Starting to Work with Jethro

This topic specifies how to create and use the Jethro database, which imports data from Hadoop and converts it to indexed tables, thereby significantly accelerating all searches within the imported data.
The creation and operation of the Jethro database are carried out by using the steps described below.

Creating Tables

The Jethro loader utility JethroLoader allows for fast and efficient data loading from text files into a Jethro table. It parses its input into rows and loads them into an existing Jethro table.

In production environments where large data loads are running during user activity, it is recommend to run the JethroLoader service from a separate host, to minimize the impact on running queries.

This following distinction between an input file and a table are used in this topic:

  • The input file is made of lines. Each line has one or more fields.
  • A Jethro table is made of rows. Each row has one or more columns.


To create a regular table, Run a CREATE TABLE statement and provide the table name and list of columns; for example:

CREATE TABLE my_table (a INT, b STRING, c TIMESTAMP).

The supported data types are: INT | BIGINT | FLOAT | DOUBLE | STRING | TIMESTAMP.


Jethro indexes all columns automatically – there is no need to run CREATE INDEX commands.

Jethro also supports working with views and partitioned tables. Check the reference guide for more details, as well as information on each data type and more table functions, such as renaming tables, dropping tables, and dropping columns.

The CREATE TABLE command can also be issued using a external script file, using the syntax:

JethroClient {instance_name} {instance_address:port} –p {user} –i {scriptfile}

For example, assuming we have a file named sales_demo.ddl with this script:

CREATE TABLE sales_demo
( 
customer_sk INTEGER, 
customer_salutation STRING, 
customer_first_name STRING, 
customer_last_name STRING, 
customer_preferred_flag STRING, 
customer_birth_year INTEGER, 
customer_birth_country STRING, 
customer_gender STRING, 
customer_marital_status STRING, 
customer_education_status STRING, 
store_sk INTEGER, 
store_name STRING, 
store_city STRING, 
store_county STRING, 
store_state STRING, 
store_country STRING, 
item_product_name STRING, 
item_class STRING, 
item_category STRING, 
item_size STRING, 
item_color STRING, 
sale_date TIMESTAMP, 
sale_is_holiday STRING, 
sale_is_weekend STRING, 
quantity DOUBLE, 
list_price DOUBLE, 
net_paid DOUBLE, 
net_profit DOUBLE 
); 

The CREATE TABLE command for a table called sales_demo to be created from such file is simply:

JethroClient demo localhost:9111 –p jethro –i sales_demo.ddl

Creating the Description File

A description (.desc) file describes the structure of an input file, the way to map it to the schema, and special formatting rules. This file is composed of the following sections:

  • Table-level sectionDescribes the format of the input file and several processing options.
  • Column-level sectionA mapping between the fields in the file and columns in the table.
  • Record description section: (Optional, a special clause for handling variable format files, namely files with different format per line (see also Reference Guide, under Input Files with Variable Format).

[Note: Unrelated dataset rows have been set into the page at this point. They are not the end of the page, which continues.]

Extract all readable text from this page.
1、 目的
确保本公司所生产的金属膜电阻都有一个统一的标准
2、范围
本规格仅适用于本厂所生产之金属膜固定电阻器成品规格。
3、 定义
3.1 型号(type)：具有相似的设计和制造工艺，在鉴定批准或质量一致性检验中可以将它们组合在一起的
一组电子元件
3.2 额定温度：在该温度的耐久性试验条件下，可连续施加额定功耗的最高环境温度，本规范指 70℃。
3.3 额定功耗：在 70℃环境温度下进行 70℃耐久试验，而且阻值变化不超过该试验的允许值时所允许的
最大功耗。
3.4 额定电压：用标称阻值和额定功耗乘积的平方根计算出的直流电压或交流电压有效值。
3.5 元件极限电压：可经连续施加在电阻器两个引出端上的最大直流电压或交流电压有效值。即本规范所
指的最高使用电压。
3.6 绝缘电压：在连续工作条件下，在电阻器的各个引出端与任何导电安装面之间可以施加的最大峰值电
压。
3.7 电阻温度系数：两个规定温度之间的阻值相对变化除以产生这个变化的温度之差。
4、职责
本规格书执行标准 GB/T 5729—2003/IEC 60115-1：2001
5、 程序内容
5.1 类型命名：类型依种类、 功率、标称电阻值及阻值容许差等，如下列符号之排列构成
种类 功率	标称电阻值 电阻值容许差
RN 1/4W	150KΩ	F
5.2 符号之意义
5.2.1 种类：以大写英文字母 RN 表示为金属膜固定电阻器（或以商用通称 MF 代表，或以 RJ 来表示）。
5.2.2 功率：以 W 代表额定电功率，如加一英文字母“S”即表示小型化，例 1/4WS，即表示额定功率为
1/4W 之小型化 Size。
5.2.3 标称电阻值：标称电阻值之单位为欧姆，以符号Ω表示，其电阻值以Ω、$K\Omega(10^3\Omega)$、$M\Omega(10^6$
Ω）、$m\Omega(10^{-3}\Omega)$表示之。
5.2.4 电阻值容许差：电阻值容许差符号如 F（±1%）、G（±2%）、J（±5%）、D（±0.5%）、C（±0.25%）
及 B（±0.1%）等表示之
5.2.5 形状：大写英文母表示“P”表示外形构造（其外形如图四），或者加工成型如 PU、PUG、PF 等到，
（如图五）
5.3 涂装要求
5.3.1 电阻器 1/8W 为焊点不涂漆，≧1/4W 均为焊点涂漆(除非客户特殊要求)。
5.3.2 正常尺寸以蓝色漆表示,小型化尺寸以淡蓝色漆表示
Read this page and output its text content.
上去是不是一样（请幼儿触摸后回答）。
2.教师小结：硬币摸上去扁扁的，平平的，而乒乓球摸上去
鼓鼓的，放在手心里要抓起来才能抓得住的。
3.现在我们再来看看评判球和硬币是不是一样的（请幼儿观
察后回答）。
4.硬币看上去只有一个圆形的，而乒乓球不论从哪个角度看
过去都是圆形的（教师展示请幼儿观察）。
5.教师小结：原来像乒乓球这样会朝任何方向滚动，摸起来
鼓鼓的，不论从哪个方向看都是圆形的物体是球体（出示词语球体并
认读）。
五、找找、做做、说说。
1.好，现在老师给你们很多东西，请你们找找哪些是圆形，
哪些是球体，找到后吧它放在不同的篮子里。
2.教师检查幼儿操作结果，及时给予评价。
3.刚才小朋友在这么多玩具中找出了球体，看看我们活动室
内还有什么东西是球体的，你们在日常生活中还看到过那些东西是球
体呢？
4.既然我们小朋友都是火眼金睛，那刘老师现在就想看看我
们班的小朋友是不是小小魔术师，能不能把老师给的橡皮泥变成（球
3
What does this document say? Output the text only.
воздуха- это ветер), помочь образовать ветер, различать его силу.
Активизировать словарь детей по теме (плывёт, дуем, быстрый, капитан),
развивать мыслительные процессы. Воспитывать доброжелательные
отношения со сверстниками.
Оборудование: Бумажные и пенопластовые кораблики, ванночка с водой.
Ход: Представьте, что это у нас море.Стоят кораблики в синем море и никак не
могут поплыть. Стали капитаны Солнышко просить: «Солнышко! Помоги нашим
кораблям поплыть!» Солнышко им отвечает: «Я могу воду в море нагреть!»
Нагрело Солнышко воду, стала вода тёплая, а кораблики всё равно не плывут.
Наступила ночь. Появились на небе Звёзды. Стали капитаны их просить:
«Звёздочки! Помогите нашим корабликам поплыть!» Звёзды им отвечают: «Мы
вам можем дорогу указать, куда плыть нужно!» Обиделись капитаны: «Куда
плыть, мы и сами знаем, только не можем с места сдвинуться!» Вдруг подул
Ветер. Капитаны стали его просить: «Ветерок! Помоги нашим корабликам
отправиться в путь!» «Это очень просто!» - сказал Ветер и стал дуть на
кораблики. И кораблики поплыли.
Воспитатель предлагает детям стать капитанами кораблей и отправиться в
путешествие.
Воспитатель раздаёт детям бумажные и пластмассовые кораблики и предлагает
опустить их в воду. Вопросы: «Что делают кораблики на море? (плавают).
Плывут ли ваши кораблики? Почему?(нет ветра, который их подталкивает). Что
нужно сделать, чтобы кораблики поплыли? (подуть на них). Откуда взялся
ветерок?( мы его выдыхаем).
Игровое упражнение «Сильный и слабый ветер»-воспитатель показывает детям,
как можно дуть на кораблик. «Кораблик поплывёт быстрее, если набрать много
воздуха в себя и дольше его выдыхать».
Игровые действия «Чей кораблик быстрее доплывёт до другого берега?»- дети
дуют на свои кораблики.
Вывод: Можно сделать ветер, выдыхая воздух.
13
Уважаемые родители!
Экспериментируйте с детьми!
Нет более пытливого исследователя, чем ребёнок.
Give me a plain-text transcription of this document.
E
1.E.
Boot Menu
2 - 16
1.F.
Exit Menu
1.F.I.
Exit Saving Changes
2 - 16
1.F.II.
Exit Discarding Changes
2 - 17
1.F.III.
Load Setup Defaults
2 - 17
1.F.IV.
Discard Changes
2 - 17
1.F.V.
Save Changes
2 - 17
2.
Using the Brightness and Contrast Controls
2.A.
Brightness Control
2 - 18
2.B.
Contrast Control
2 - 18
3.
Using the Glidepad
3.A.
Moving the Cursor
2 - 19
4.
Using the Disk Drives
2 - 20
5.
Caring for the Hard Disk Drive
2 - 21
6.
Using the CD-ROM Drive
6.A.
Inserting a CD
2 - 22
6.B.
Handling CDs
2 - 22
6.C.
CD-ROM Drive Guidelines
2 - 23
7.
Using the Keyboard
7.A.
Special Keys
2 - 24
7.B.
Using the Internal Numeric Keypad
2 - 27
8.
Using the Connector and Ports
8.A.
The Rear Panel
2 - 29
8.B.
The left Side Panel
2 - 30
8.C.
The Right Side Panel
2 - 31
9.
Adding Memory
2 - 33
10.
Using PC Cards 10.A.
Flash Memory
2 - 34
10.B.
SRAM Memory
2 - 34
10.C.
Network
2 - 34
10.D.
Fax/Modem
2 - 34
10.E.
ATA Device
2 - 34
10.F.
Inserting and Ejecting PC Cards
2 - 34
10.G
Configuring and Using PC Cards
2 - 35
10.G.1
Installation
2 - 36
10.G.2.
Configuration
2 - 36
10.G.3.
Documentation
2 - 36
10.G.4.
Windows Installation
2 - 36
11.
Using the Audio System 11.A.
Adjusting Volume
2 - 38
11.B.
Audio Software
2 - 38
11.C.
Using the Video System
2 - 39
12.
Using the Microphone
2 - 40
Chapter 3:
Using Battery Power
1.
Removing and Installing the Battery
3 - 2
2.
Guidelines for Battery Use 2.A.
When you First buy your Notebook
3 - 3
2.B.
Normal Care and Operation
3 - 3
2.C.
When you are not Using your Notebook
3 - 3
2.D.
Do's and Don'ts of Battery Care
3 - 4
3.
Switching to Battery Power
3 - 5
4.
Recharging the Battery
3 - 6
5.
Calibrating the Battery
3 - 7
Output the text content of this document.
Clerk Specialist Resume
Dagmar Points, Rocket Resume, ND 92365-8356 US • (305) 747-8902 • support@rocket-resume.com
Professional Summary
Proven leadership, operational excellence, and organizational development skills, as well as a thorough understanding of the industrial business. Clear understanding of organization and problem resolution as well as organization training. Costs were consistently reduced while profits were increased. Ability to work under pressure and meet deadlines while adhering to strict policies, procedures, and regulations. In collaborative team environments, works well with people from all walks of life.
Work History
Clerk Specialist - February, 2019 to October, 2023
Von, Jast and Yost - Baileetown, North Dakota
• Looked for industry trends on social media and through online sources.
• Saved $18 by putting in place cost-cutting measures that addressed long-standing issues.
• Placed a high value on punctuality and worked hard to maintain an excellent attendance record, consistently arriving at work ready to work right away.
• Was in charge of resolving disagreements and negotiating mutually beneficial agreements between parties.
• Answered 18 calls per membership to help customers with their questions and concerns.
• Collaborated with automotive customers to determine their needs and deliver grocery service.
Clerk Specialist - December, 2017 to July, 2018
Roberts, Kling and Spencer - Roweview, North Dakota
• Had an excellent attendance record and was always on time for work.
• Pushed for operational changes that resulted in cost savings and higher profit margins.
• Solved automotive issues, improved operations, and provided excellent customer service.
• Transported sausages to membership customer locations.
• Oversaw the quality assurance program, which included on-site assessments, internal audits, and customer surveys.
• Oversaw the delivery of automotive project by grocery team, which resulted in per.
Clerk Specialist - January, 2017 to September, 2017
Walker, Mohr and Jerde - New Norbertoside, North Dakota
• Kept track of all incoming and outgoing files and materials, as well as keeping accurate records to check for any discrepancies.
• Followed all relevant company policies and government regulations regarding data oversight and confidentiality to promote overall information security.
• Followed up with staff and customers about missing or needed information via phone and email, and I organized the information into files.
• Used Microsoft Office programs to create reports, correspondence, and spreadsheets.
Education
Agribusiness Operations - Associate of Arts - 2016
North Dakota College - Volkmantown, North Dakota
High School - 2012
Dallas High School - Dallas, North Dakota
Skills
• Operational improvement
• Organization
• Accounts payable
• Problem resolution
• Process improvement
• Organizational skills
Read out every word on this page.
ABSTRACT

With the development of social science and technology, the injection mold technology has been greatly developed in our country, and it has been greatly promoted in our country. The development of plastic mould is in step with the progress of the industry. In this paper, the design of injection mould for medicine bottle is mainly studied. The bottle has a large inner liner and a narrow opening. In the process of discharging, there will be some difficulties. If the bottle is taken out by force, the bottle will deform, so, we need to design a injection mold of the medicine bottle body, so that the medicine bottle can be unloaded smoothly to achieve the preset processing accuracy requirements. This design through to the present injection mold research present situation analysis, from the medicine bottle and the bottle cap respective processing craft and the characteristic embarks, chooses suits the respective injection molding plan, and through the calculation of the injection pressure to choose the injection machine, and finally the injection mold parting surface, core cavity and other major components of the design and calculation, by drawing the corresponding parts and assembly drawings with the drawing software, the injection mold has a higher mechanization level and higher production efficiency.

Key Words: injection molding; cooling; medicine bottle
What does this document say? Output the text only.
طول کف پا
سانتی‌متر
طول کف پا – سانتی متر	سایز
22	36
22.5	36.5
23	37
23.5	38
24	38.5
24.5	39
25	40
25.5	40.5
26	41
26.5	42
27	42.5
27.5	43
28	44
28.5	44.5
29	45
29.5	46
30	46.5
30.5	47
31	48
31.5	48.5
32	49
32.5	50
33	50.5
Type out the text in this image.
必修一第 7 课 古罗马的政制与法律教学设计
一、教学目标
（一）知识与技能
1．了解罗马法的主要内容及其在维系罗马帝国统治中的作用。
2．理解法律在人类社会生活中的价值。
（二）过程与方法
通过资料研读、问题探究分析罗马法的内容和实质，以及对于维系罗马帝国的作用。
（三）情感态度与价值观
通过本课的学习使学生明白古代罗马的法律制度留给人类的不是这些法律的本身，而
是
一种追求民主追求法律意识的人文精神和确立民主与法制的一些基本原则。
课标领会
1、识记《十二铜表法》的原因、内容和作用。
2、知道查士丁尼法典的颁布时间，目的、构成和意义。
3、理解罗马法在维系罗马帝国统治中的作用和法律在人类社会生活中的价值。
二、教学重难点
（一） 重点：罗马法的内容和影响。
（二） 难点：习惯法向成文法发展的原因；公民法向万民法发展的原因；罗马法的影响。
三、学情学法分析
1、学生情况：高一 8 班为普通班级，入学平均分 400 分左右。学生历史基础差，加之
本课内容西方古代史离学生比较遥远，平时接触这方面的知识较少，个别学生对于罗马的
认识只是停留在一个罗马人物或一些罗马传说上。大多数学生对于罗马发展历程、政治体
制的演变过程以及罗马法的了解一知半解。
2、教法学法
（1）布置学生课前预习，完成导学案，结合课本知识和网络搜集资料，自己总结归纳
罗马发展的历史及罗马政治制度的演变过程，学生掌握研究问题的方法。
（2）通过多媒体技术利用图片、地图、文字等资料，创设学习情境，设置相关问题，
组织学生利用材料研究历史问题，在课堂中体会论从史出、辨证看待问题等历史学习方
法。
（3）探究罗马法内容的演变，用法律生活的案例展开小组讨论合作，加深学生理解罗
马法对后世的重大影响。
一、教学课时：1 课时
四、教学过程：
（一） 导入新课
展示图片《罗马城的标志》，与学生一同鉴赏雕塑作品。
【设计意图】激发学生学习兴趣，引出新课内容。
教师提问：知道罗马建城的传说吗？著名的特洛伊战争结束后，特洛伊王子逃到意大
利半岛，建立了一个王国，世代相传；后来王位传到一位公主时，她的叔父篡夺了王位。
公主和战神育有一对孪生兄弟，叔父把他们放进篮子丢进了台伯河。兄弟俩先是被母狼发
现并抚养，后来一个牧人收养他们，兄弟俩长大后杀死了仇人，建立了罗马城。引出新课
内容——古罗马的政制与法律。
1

Description file example: 

TABLE sales_demo 
row format delimited 
fields terminated by '|' 
null defined as 'NULL' 
( 
customer_sk, 
customer_salutation, 
customer_first_name, 
customer_last_name, 
customer_preferred_flag, 
customer_birth_year, 
customer_birth_country, 
customer_gender, 
customer_marital_status, 
customer_education_status, 
store_sk, 
store_name, 
store_city, 
store_county, 
store_state, 
store_country, 
item_product_name, 
item_class, 
item_category, 
item_size, 
item_color, 
sale_date, 
sale_is_holiday, 
sale_is_weekend, 
quantity, 
list_price, 
net_paid, net_profit )

Loading Data

Data loading is performed using the JethroLoader command line tool, which expects three parameters:
JethroLoader {instance-name} {description-file} {stdin} | {input-location [input-location]}...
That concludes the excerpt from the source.